Using Change Streams in a standalone database

CJ_Leaird · October 6, 2021, 3:04pm

Hi, all! I’m new to MongoDB and am hoping to see if anyone on here has run into some of the issues I’m having.

Just to provide some context, I am developing a desktop application that monitors changes to a MongoDB hosted locally. This MongoDB is initialized and maintained as a standalone database from another desktop application.

I came across the watch() APIs that create Change Streams that may be used to access changes to the database. After running the application, I received this error:

com.mongodb.MongoCommandException: Command failed with error 40573 (Location40573): 'The $changeStream stage is only supported on replica sets' on server localhost:27017. The full response is {"ok": 0.0, "errmsg": "The $changeStream stage is only supported on replica sets", "code": 40573, "codeName": "Location40573"}

So naturally, I dug into this a bit. It looks like Change Streams only work if the database is initialized as a replica set. I was able to shutdown the database (which, again, was initialized by a separate desktop application) and re-initialize it using the --replSet rs0 option. After running my application again, everything worked! It seems I’ve created a single-node replication set just so that the Change Streams can have access to the oplog?

I guess my question is based on how the Change Streams work. Am I correct to assume that the Change Streams monitor the oplog directly, and the only way that oplog is created is by initializing the database as a replication set?

If this assumption is correct, does anyone know of any other way to create the oplog without having to initialize the database as a replication set?

Or can I monitor updates to the oplog directly? I’m assuming that might be a huge pain, which is probably why the Change Streams exist in the first place.

Thanks all for your help! Let me know if you need more context!

MaBeuLux88_xxx · October 6, 2021, 6:50pm

Hi @CJ_Leaird and welcome in the MongoDB Community !

Everything that you said is correct here.

Yes the Change Stream are implemented on top of the local.oplog.rs collection which is the special system/internal collection that MongoDB uses to replicate write operations from one node to another.

There is no other way to create the oplog entries. Using a single node Replica Set (RS) is the right way to work locally with MongoDB when you need to use features that are only available in RS like Change Streams and multi-doc ACID transactions for examples.

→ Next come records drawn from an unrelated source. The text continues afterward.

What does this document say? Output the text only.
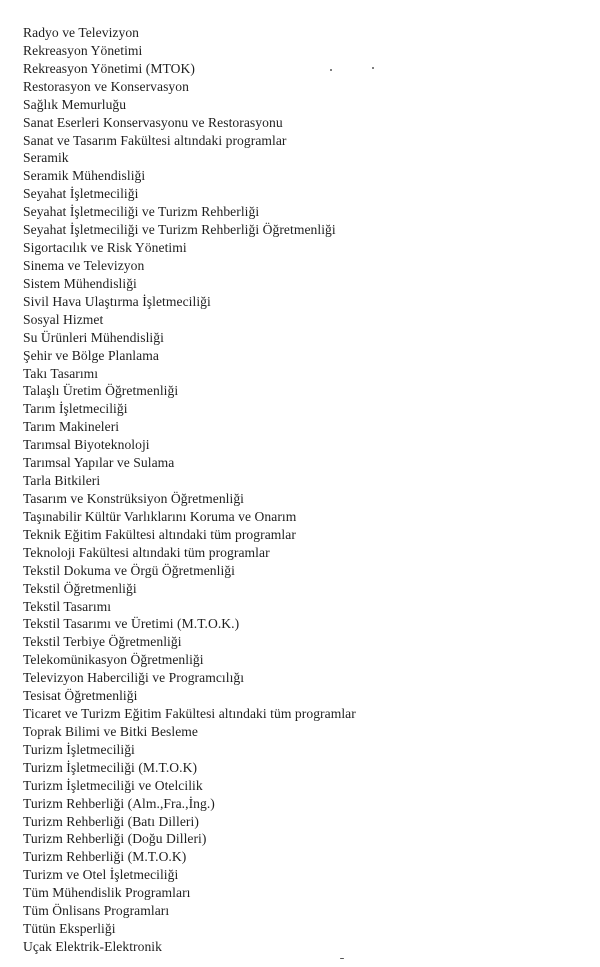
Radyo ve Televizyon
Rekreasyon Yönetimi
Rekreasyon Yönetimi (MTOK)
Restorasyon ve Konservasyon
Sağlık Memurluğu
Sanat Eserleri Konservasyonu ve Restorasyonu
Sanat ve Tasarım Fakültesi altındaki programlar
Seramik
Seramik Mühendisliği
Seyahat İşletmeciliği
Seyahat İşletmeciliği ve Turizm Rehberliği
Seyahat İşletmeciliği ve Turizm Rehberliği Öğretmenliği
Sigortacılık ve Risk Yönetimi
Sinema ve Televizyon
Sistem Mühendisliği
Sivil Hava Ulaştırma İşletmeciliği
Sosyal Hizmet
Su Ürünleri Mühendisliği
Şehir ve Bölge Planlama
Takı Tasarımı
Talaşlı Üretim Öğretmenliği
Tarım İşletmeciliği
Tarım Makineleri
Tarımsal Biyoteknoloji
Tarımsal Yapılar ve Sulama
Tarla Bitkileri
Tasarım ve Konstrüksiyon Öğretmenliği
Taşınabilir Kültür Varlıklarını Koruma ve Onarım
Teknik Eğitim Fakültesi altındaki tüm programlar
Teknoloji Fakültesi altındaki tüm programlar
Tekstil Dokuma ve Örgü Öğretmenliği
Tekstil Öğretmenliği
Tekstil Tasarımı
Tekstil Tasarımı ve Üretimi (M.T.O.K.)
Tekstil Terbiye Öğretmenliği
Telekomünikasyon Öğretmenliği
Televizyon Haberciliği ve Programcılığı
Tesisat Öğretmenliği
Ticaret ve Turizm Eğitim Fakültesi altındaki tüm programlar
Toprak Bilimi ve Bitki Besleme
Turizm İşletmeciliği
Turizm İşletmeciliği (M.T.O.K)
Turizm İşletmeciliği ve Otelcilik
Turizm Rehberliği (Alm.,Fra.,İng.)
Turizm Rehberliği (Batı Dilleri)
Turizm Rehberliği (Doğu Dilleri)
Turizm Rehberliği (M.T.O.K)
Turizm ve Otel İşletmeciliği
Tüm Mühendislik Programları
Tüm Önlisans Programları
Tütün Eksperliği
Uçak Elektrik-Elektronik
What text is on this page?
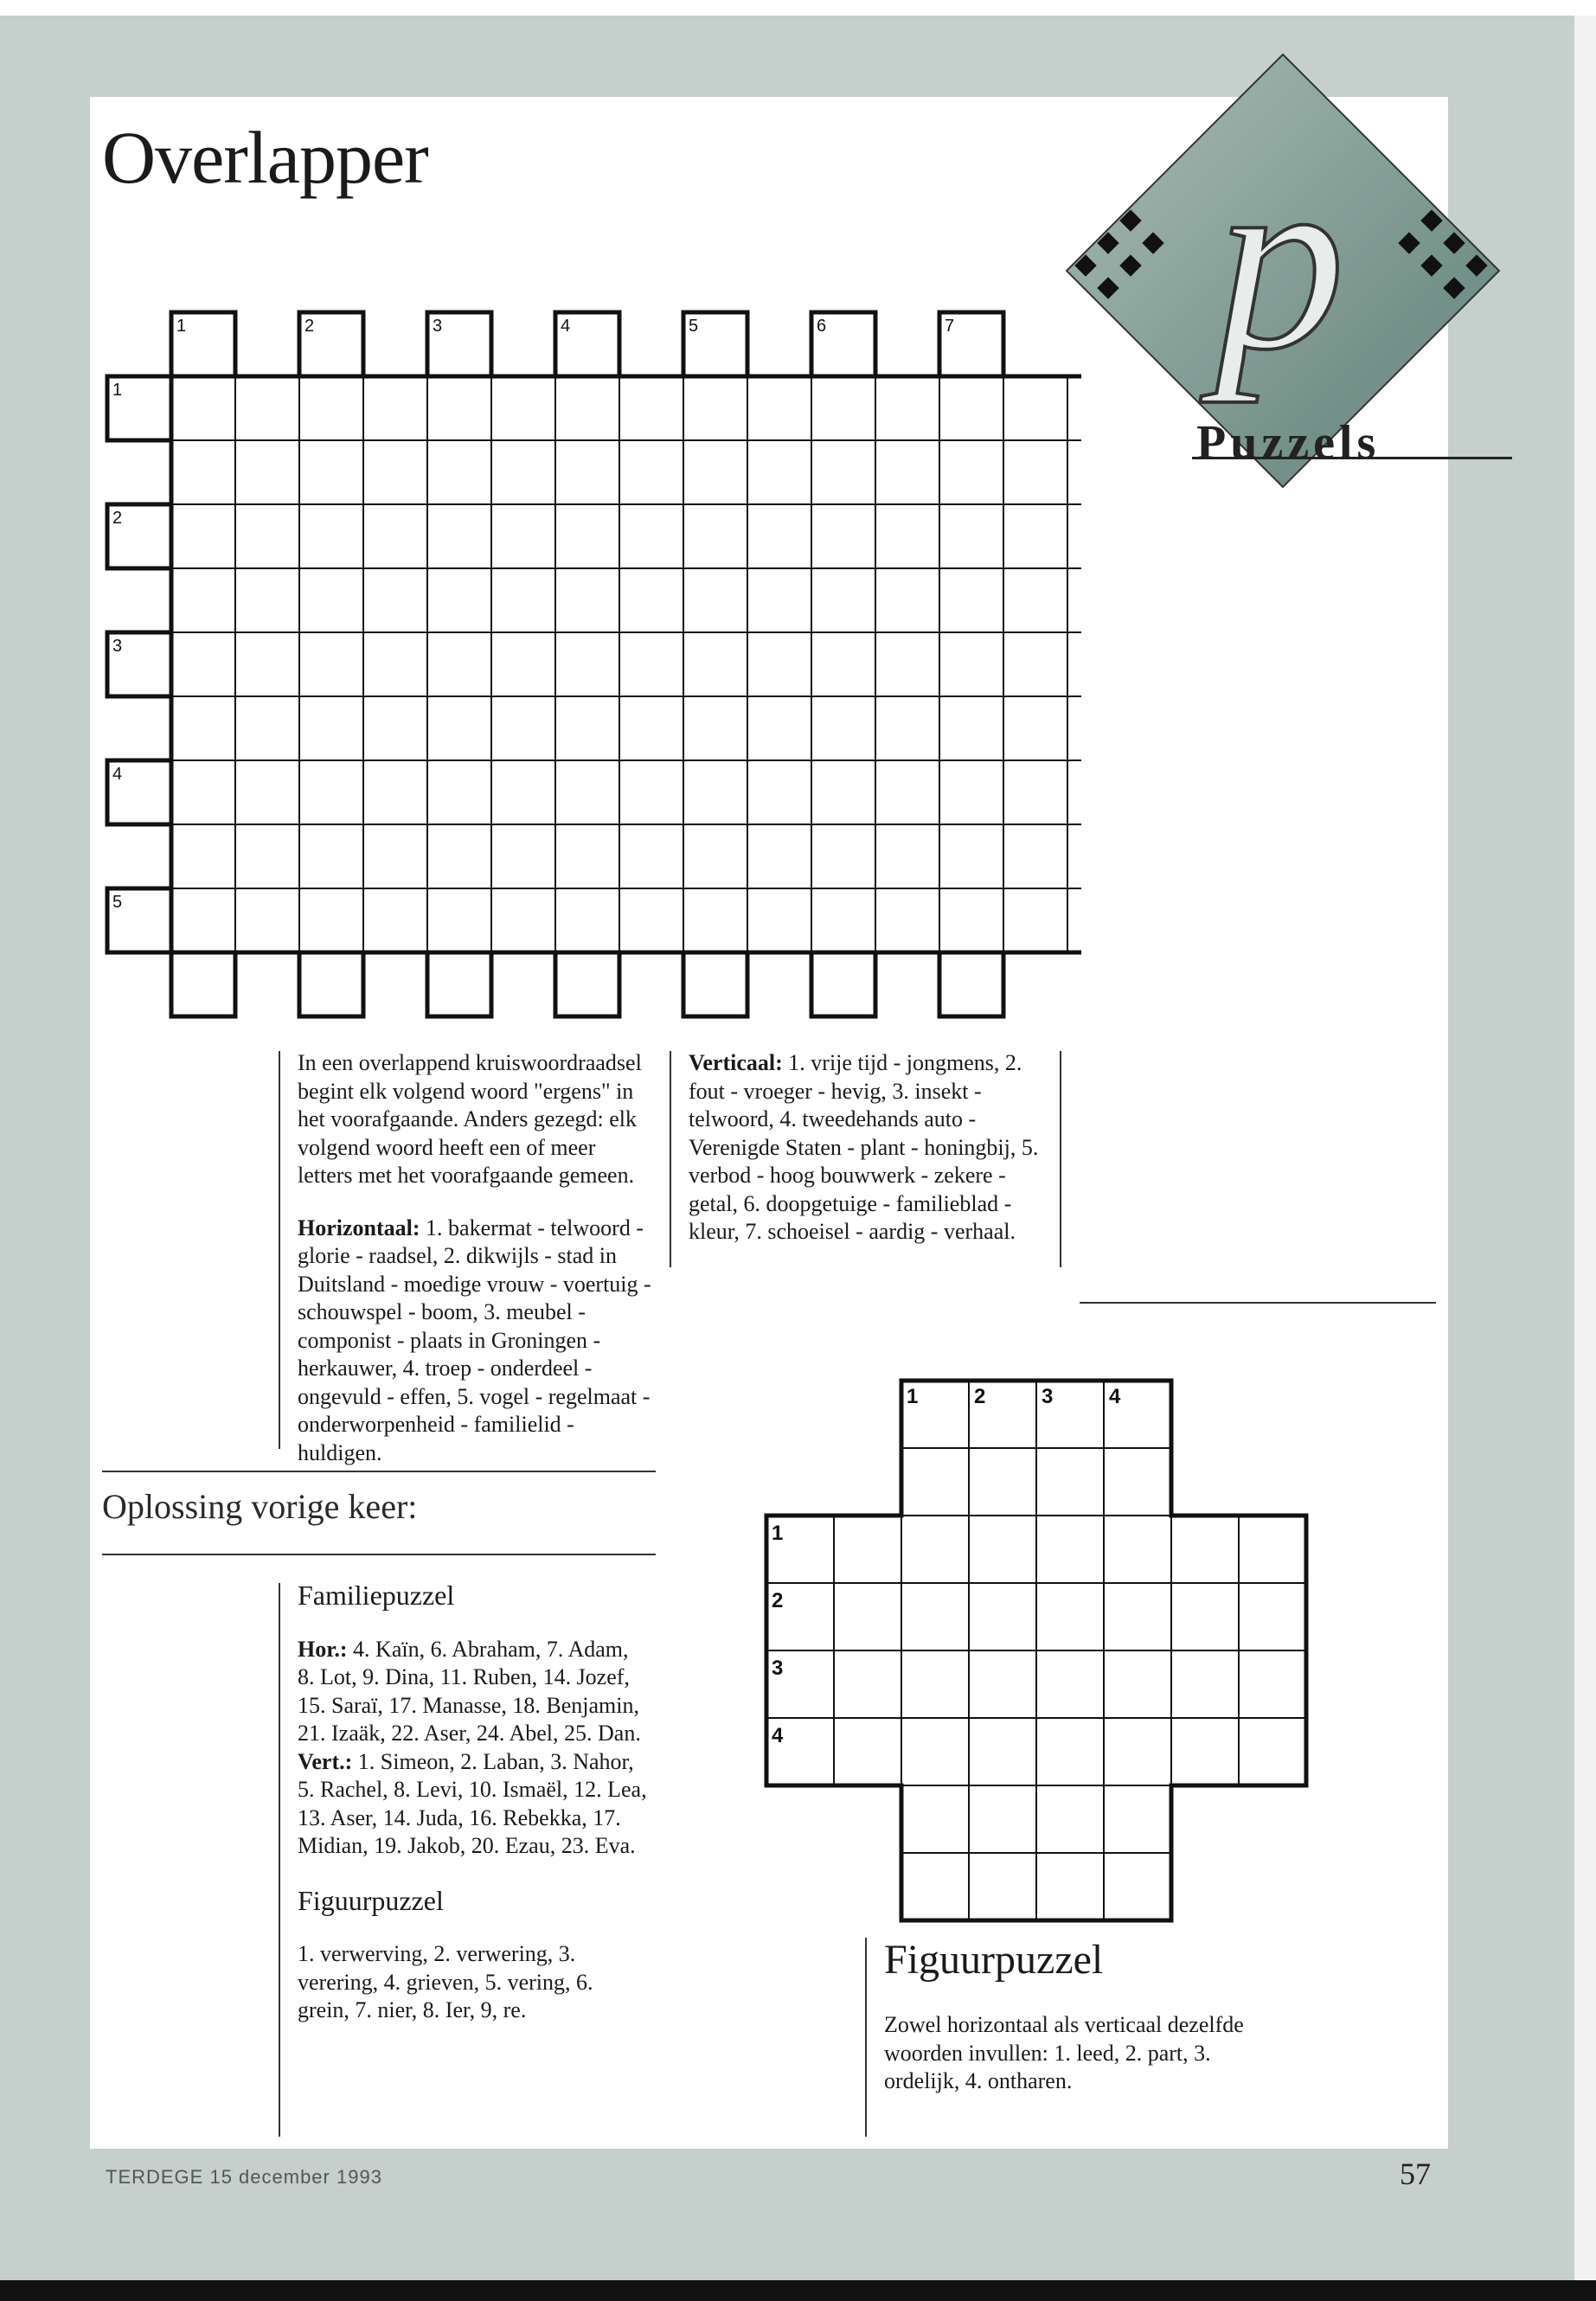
Overlapper	p
Puzzels
1	2	3	4	5	6	7
1
2
3
4
5

In een overlappend kruiswoordraadsel begint elk volgend woord "ergens" in het voorafgaande. Anders gezegd: elk volgend woord heeft een of meer letters met het voorafgaande gemeen.

Horizontaal: 1. bakermat - telwoord - glorie - raadsel, 2. dikwijls - stad in Duitsland - moedige vrouw - voertuig - schouwspel - boom, 3. meubel - componist - plaats in Groningen - herkauwer, 4. troep - onderdeel - ongevuld - effen, 5. vogel - regelmaat - onderworpenheid - familielid - huldigen.
Verticaal: 1. vrije tijd - jongmens, 2. fout - vroeger - hevig, 3. insekt - telwoord, 4. tweedehands auto - Verenigde Staten - plant - honingbij, 5. verbod - hoog bouwwerk - zekere - getal, 6. doopgetuige - familieblad - kleur, 7. schoeisel - aardig - verhaal.
Oplossing vorige keer:
Familiepuzzel
Hor.: 4. Kaïn, 6. Abraham, 7. Adam, 8. Lot, 9. Dina, 11. Ruben, 14. Jozef, 15. Saraï, 17. Manasse, 18. Benjamin, 21. Izaäk, 22. Aser, 24. Abel, 25. Dan.
Vert.: 1. Simeon, 2. Laban, 3. Nahor, 5. Rachel, 8. Levi, 10. Ismaël, 12. Lea, 13. Aser, 14. Juda, 16. Rebekka, 17. Midian, 19. Jakob, 20. Ezau, 23. Eva.
Figuurpuzzel
1. verwerving, 2. verwering, 3. verering, 4. grieven, 5. vering, 6. grein, 7. nier, 8. Ier, 9, re.
1	2	3	4
1
2
3
4
Figuurpuzzel
Zowel horizontaal als verticaal dezelfde woorden invullen: 1. leed, 2. part, 3. ordelijk, 4. ontharen.
TERDEGE 15 december 1993	57
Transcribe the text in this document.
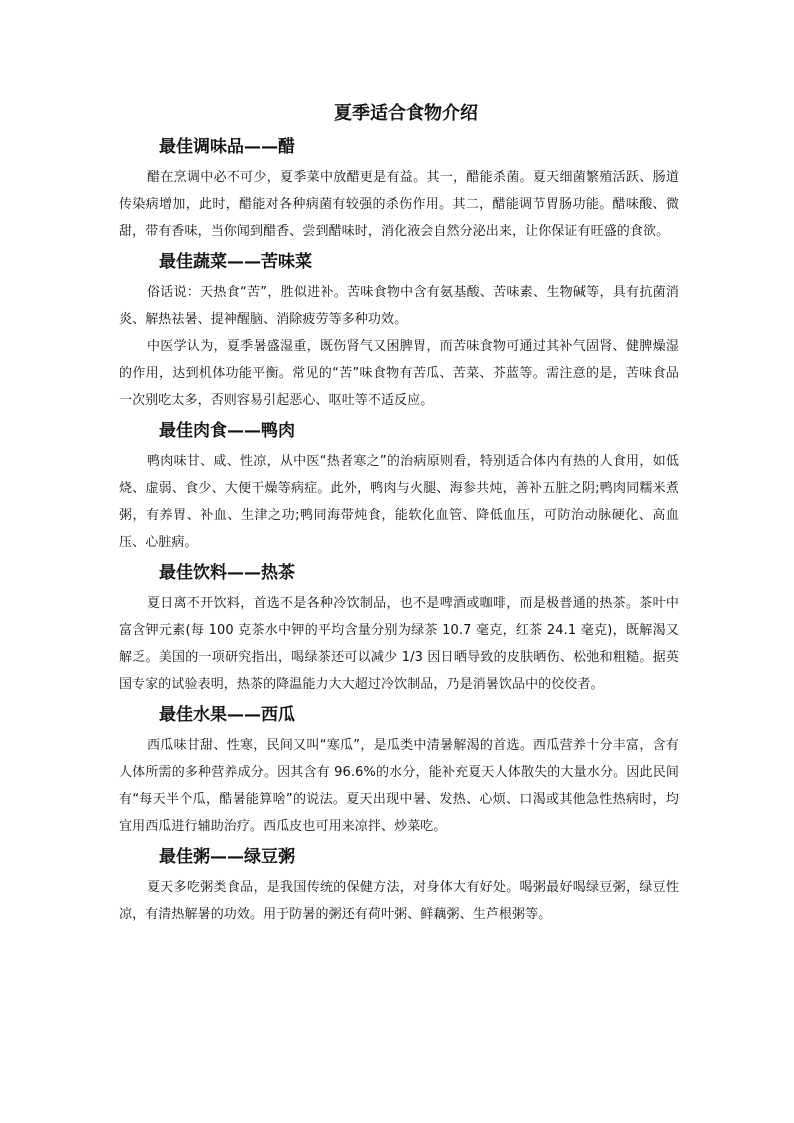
夏季适合食物介绍
最佳调味品——醋

醋在烹调中必不可少，夏季菜中放醋更是有益。其一，醋能杀菌。夏天细菌繁殖活跃、肠道传染病增加，此时，醋能对各种病菌有较强的杀伤作用。其二，醋能调节胃肠功能。醋味酸、微甜，带有香味，当你闻到醋香、尝到醋味时，消化液会自然分泌出来，让你保证有旺盛的食欲。

最佳蔬菜——苦味菜

俗话说：天热食“苦”，胜似进补。苦味食物中含有氨基酸、苦味素、生物碱等，具有抗菌消炎、解热祛暑、提神醒脑、消除疲劳等多种功效。

中医学认为，夏季暑盛湿重，既伤肾气又困脾胃，而苦味食物可通过其补气固肾、健脾燥湿的作用，达到机体功能平衡。常见的“苦”味食物有苦瓜、苦菜、芥蓝等。需注意的是，苦味食品一次别吃太多，否则容易引起恶心、呕吐等不适反应。

最佳肉食——鸭肉

鸭肉味甘、咸、性凉，从中医“热者寒之”的治病原则看，特别适合体内有热的人食用，如低烧、虚弱、食少、大便干燥等病症。此外，鸭肉与火腿、海参共炖，善补五脏之阴;鸭肉同糯米煮粥，有养胃、补血、生津之功;鸭同海带炖食，能软化血管、降低血压，可防治动脉硬化、高血压、心脏病。

最佳饮料——热茶

夏日离不开饮料，首选不是各种冷饮制品，也不是啤酒或咖啡，而是极普通的热茶。茶叶中富含钾元素(每 100 克茶水中钾的平均含量分别为绿茶 10.7 毫克，红茶 24.1 毫克)，既解渴又解乏。美国的一项研究指出，喝绿茶还可以减少 1/3 因日晒导致的皮肤晒伤、松弛和粗糙。据英国专家的试验表明，热茶的降温能力大大超过冷饮制品，乃是消暑饮品中的佼佼者。

最佳水果——西瓜

西瓜味甘甜、性寒，民间又叫“寒瓜”，是瓜类中清暑解渴的首选。西瓜营养十分丰富，含有人体所需的多种营养成分。因其含有 96.6%的水分，能补充夏天人体散失的大量水分。因此民间有“每天半个瓜，酷暑能算啥”的说法。夏天出现中暑、发热、心烦、口渴或其他急性热病时，均宜用西瓜进行辅助治疗。西瓜皮也可用来凉拌、炒菜吃。

最佳粥——绿豆粥

夏天多吃粥类食品，是我国传统的保健方法，对身体大有好处。喝粥最好喝绿豆粥，绿豆性凉，有清热解暑的功效。用于防暑的粥还有荷叶粥、鲜藕粥、生芦根粥等。
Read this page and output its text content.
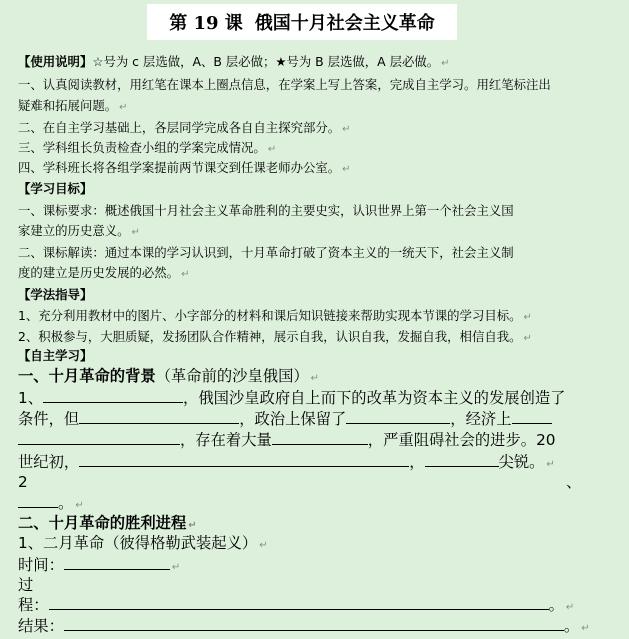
第 19 课 俄国十月社会主义革命
【使用说明】☆号为 c 层选做，A、B 层必做；★号为 B 层选做，A 层必做。 ↵
一、认真阅读教材，用红笔在课本上圈点信息，在学案上写上答案，完成自主学习。用红笔标注出
疑难和拓展问题。 ↵
二、在自主学习基础上，各层同学完成各自自主探究部分。 ↵
三、学科组长负责检查小组的学案完成情况。 ↵
四、学科班长将各组学案提前两节课交到任课老师办公室。 ↵
【学习目标】
一、课标要求：概述俄国十月社会主义革命胜利的主要史实，认识世界上第一个社会主义国
家建立的历史意义。 ↵
二、课标解读：通过本课的学习认识到，十月革命打破了资本主义的一统天下，社会主义制
度的建立是历史发展的必然。 ↵
【学法指导】
1、充分利用教材中的图片、小字部分的材料和课后知识链接来帮助实现本节课的学习目标。 ↵
2、积极参与，大胆质疑，发扬团队合作精神，展示自我，认识自我，发掘自我，相信自我。 ↵
【自主学习】
一、十月革命的背景（革命前的沙皇俄国） ↵
1、	，俄国沙皇政府自上而下的改革为资本主义的发展创造了
条件，但	，政治上保留了	，经济上
，存在着大量	，严重阻碍社会的进步。20
世纪初，	，	尖锐。 ↵
2	、
。 ↵
二、十月革命的胜利进程 ↵
1、二月革命（彼得格勒武装起义） ↵
时间：	↵
过
程：	。 ↵
结果：	。 ↵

Before Change Stream where developed, people where monitoring directly the oplog entries but this is painful for multiple reasons and actually requires a LARGE amount of code to be done correctly… To begin with, some operations in the oplog might be rollbacked later on if the node goes down shortly after a write operation and couldn’t replicate it before another nodes takes over as Primary. (=write operation with writeConcern w=1). Such operation would show up in your “oplog tailing” but not in the Change Stream as this operation hasn’t been acknowledged by a majority of the nodes.

Also, Change Stream have an API to restart the Change Stream where you stopped. Pretty convenient when you want to stop your app for a minute and then catch up from your last processed entry when you restart.

Change Stream also support filtering based on operation types (insert, update, replace, delete) and based on the fields (“name” field updated in collection mydb.mycoll?)

Here are the Change Stream main characteristics:

Resumable
Targeted Changes (filters)
Total ordering (based on the order of the items in the oplog so always in the real order)
Durability (only get write operations that have been saved to a majority of the nodes - can’t read something that might be rollbacked later)
Security (if your user can read the collection, they can watch() it - tailing the oplog need admin access to system collections).
Ease of use (awesome API !)
Idempotence (because everything in the oplog is so everything in a Change Stream also is).

I hope this helps!
Cheers,
Maxime.

PS: I hope I convinced you that tailing the oplog was already a bad idea in the past and still is ! Especially now that there is an actual well implemented solution.

Bonus: When I work locally, I only use MongoDB in an ephemeral Docker container like this - and of course also set up as a single node RS so I can use all the cool features:

alias mdb='docker run --rm -d -p 27017:27017 -h $(hostname) --name mongo mongo:5.0.3 --replSet=test && sleep 4 && docker exec mongo mongo --eval "rs.initiate();"'
alias msh='docker exec -it mongo mongosh --quiet'

If you PC is a bit slow, add a few seconds in the sleep :-).